The Space Between Us fits that trend with Butterfield playing 16-year-old Gardner Elliot, born in a Mars colony and orphaned when his astronaut mom dies in childbirth. As the first person born on the red planet, the scientists who raised him (and kept his existence a secret) doubt Gardner’s unique physiology could withstand a trip to Earth.
But he has other plans, including finding out who his dad is and meeting up with Tulsa (Britt Robertson) a Colorado teen he’s been chatting with online. Desperate to get to Earth, yet naïve about what life there is all about, Garden tries to educate himself by watching old movies and quizzing Tulsa, who has no idea he’s a few million kilometres away.
Butterfield was nursing a head cold and gratefully took a cup of tea, eyeing a comfy couch and admitting, “I’m fighting the temptation right now to sprawl across this sofa.”
“Be our guest,” he was told and the teen stretched out with a happy grin.
He said his character is named for two familiar screen personas: Peter Sellers’s “Chauncey Gardiner” in Being There and Elliott from E.T. The Extra-Terrestrial.
Since The Space Between Us is based on an original story and not taken from a YA novel, Butterfield said he had “a lot of creative freedom” to make his character “unique and bring him to life, make him my own.”
He likes Gardner’s optimism, saying he also has that streak. “I like to take this view of the world and Gardner takes that to an extreme.”

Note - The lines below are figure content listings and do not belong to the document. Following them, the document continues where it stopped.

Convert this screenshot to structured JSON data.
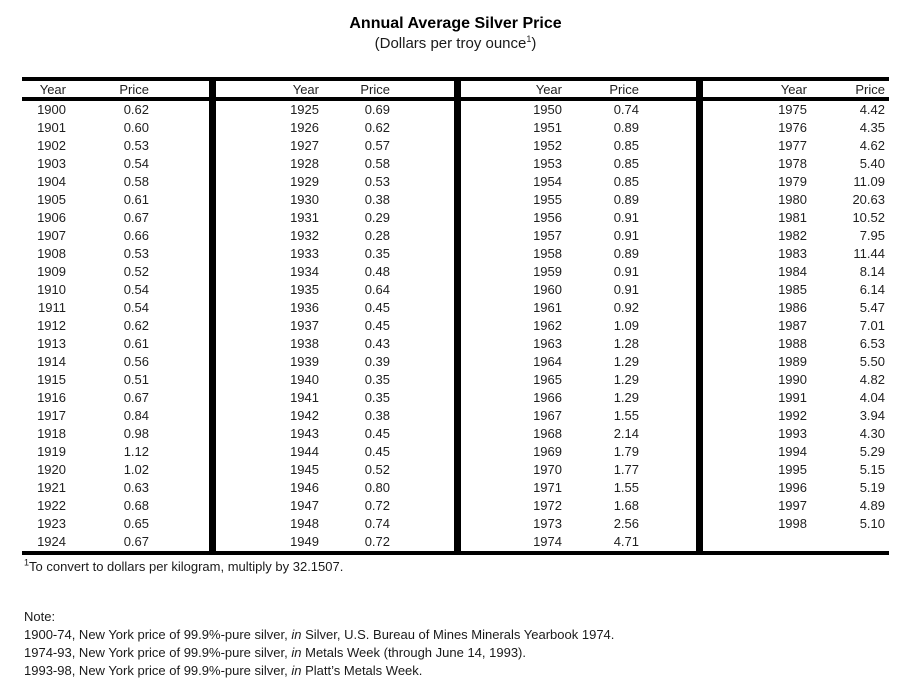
{
  "title": "Annual Average Silver Price",
  "subtitle": {
    "prefix": "(Dollars per troy ounce",
    "sup": "1",
    "suffix": ")"
  },
  "table": {
    "year_header": "Year",
    "price_header": "Price",
    "groups": [
      {
        "rows": [
          [
            "1900",
            "0.62"
          ],
          [
            "1901",
            "0.60"
          ],
          [
            "1902",
            "0.53"
          ],
          [
            "1903",
            "0.54"
          ],
          [
            "1904",
            "0.58"
          ],
          [
            "1905",
            "0.61"
          ],
          [
            "1906",
            "0.67"
          ],
          [
            "1907",
            "0.66"
          ],
          [
            "1908",
            "0.53"
          ],
          [
            "1909",
            "0.52"
          ],
          [
            "1910",
            "0.54"
          ],
          [
            "1911",
            "0.54"
          ],
          [
            "1912",
            "0.62"
          ],
          [
            "1913",
            "0.61"
          ],
          [
            "1914",
            "0.56"
          ],
          [
            "1915",
            "0.51"
          ],
          [
            "1916",
            "0.67"
          ],
          [
            "1917",
            "0.84"
          ],
          [
            "1918",
            "0.98"
          ],
          [
            "1919",
            "1.12"
          ],
          [
            "1920",
            "1.02"
          ],
          [
            "1921",
            "0.63"
          ],
          [
            "1922",
            "0.68"
          ],
          [
            "1923",
            "0.65"
          ],
          [
            "1924",
            "0.67"
          ]
        ]
      },
      {
        "rows": [
          [
            "1925",
            "0.69"
          ],
          [
            "1926",
            "0.62"
          ],
          [
            "1927",
            "0.57"
          ],
          [
            "1928",
            "0.58"
          ],
          [
            "1929",
            "0.53"
          ],
          [
            "1930",
            "0.38"
          ],
          [
            "1931",
            "0.29"
          ],
          [
            "1932",
            "0.28"
          ],
          [
            "1933",
            "0.35"
          ],
          [
            "1934",
            "0.48"
          ],
          [
            "1935",
            "0.64"
          ],
          [
            "1936",
            "0.45"
          ],
          [
            "1937",
            "0.45"
          ],
          [
            "1938",
            "0.43"
          ],
          [
            "1939",
            "0.39"
          ],
          [
            "1940",
            "0.35"
          ],
          [
            "1941",
            "0.35"
          ],
          [
            "1942",
            "0.38"
          ],
          [
            "1943",
            "0.45"
          ],
          [
            "1944",
            "0.45"
          ],
          [
            "1945",
            "0.52"
          ],
          [
            "1946",
            "0.80"
          ],
          [
            "1947",
            "0.72"
          ],
          [
            "1948",
            "0.74"
          ],
          [
            "1949",
            "0.72"
          ]
        ]
      },
      {
        "rows": [
          [
            "1950",
            "0.74"
          ],
          [
            "1951",
            "0.89"
          ],
          [
            "1952",
            "0.85"
          ],
          [
            "1953",
            "0.85"
          ],
          [
            "1954",
            "0.85"
          ],
          [
            "1955",
            "0.89"
          ],
          [
            "1956",
            "0.91"
          ],
          [
            "1957",
            "0.91"
          ],
          [
            "1958",
            "0.89"
          ],
          [
            "1959",
            "0.91"
          ],
          [
            "1960",
            "0.91"
          ],
          [
            "1961",
            "0.92"
          ],
          [
            "1962",
            "1.09"
          ],
          [
            "1963",
            "1.28"
          ],
          [
            "1964",
            "1.29"
          ],
          [
            "1965",
            "1.29"
          ],
          [
            "1966",
            "1.29"
          ],
          [
            "1967",
            "1.55"
          ],
          [
            "1968",
            "2.14"
          ],
          [
            "1969",
            "1.79"
          ],
          [
            "1970",
            "1.77"
          ],
          [
            "1971",
            "1.55"
          ],
          [
            "1972",
            "1.68"
          ],
          [
            "1973",
            "2.56"
          ],
          [
            "1974",
            "4.71"
          ]
        ]
      },
      {
        "rows": [
          [
            "1975",
            "4.42"
          ],
          [
            "1976",
            "4.35"
          ],
          [
            "1977",
            "4.62"
          ],
          [
            "1978",
            "5.40"
          ],
          [
            "1979",
            "11.09"
          ],
          [
            "1980",
            "20.63"
          ],
          [
            "1981",
            "10.52"
          ],
          [
            "1982",
            "7.95"
          ],
          [
            "1983",
            "11.44"
          ],
          [
            "1984",
            "8.14"
          ],
          [
            "1985",
            "6.14"
          ],
          [
            "1986",
            "5.47"
          ],
          [
            "1987",
            "7.01"
          ],
          [
            "1988",
            "6.53"
          ],
          [
            "1989",
            "5.50"
          ],
          [
            "1990",
            "4.82"
          ],
          [
            "1991",
            "4.04"
          ],
          [
            "1992",
            "3.94"
          ],
          [
            "1993",
            "4.30"
          ],
          [
            "1994",
            "5.29"
          ],
          [
            "1995",
            "5.15"
          ],
          [
            "1996",
            "5.19"
          ],
          [
            "1997",
            "4.89"
          ],
          [
            "1998",
            "5.10"
          ]
        ]
      }
    ]
  },
  "footnote": {
    "sup": "1",
    "text": "To convert to dollars per kilogram, multiply by 32.1507."
  },
  "notes": {
    "label": "Note:",
    "lines": [
      {
        "prefix": "1900-74, New York price of 99.9%-pure silver, ",
        "italic": "in",
        "suffix": " Silver, U.S. Bureau of Mines Minerals Yearbook 1974."
      },
      {
        "prefix": "1974-93, New York price of 99.9%-pure silver, ",
        "italic": "in",
        "suffix": " Metals Week (through June 14, 1993)."
      },
      {
        "prefix": "1993-98, New York price of 99.9%-pure silver, ",
        "italic": "in",
        "suffix": " Platt’s Metals Week."
      }
    ]
  }
}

Among Butterfield’s upcoming films is his first adult role, the WWI drama Journey’s End, based on English writer R.C. Sherriff’s celebrated play about British officers of various backgrounds awaiting battle in a dugout in Northern France. Sam Clafin, Toby Jones and Paul Bettany also star.
“I feel like I’ve been growing up gradually on film. It’s a very natural process and my character in Journey’s End is the most innocent of the characters,” said Butterfield, who describes him as “this young hopeful who wants to come to the front line and fight for his country and he has no idea what’s waiting for him.”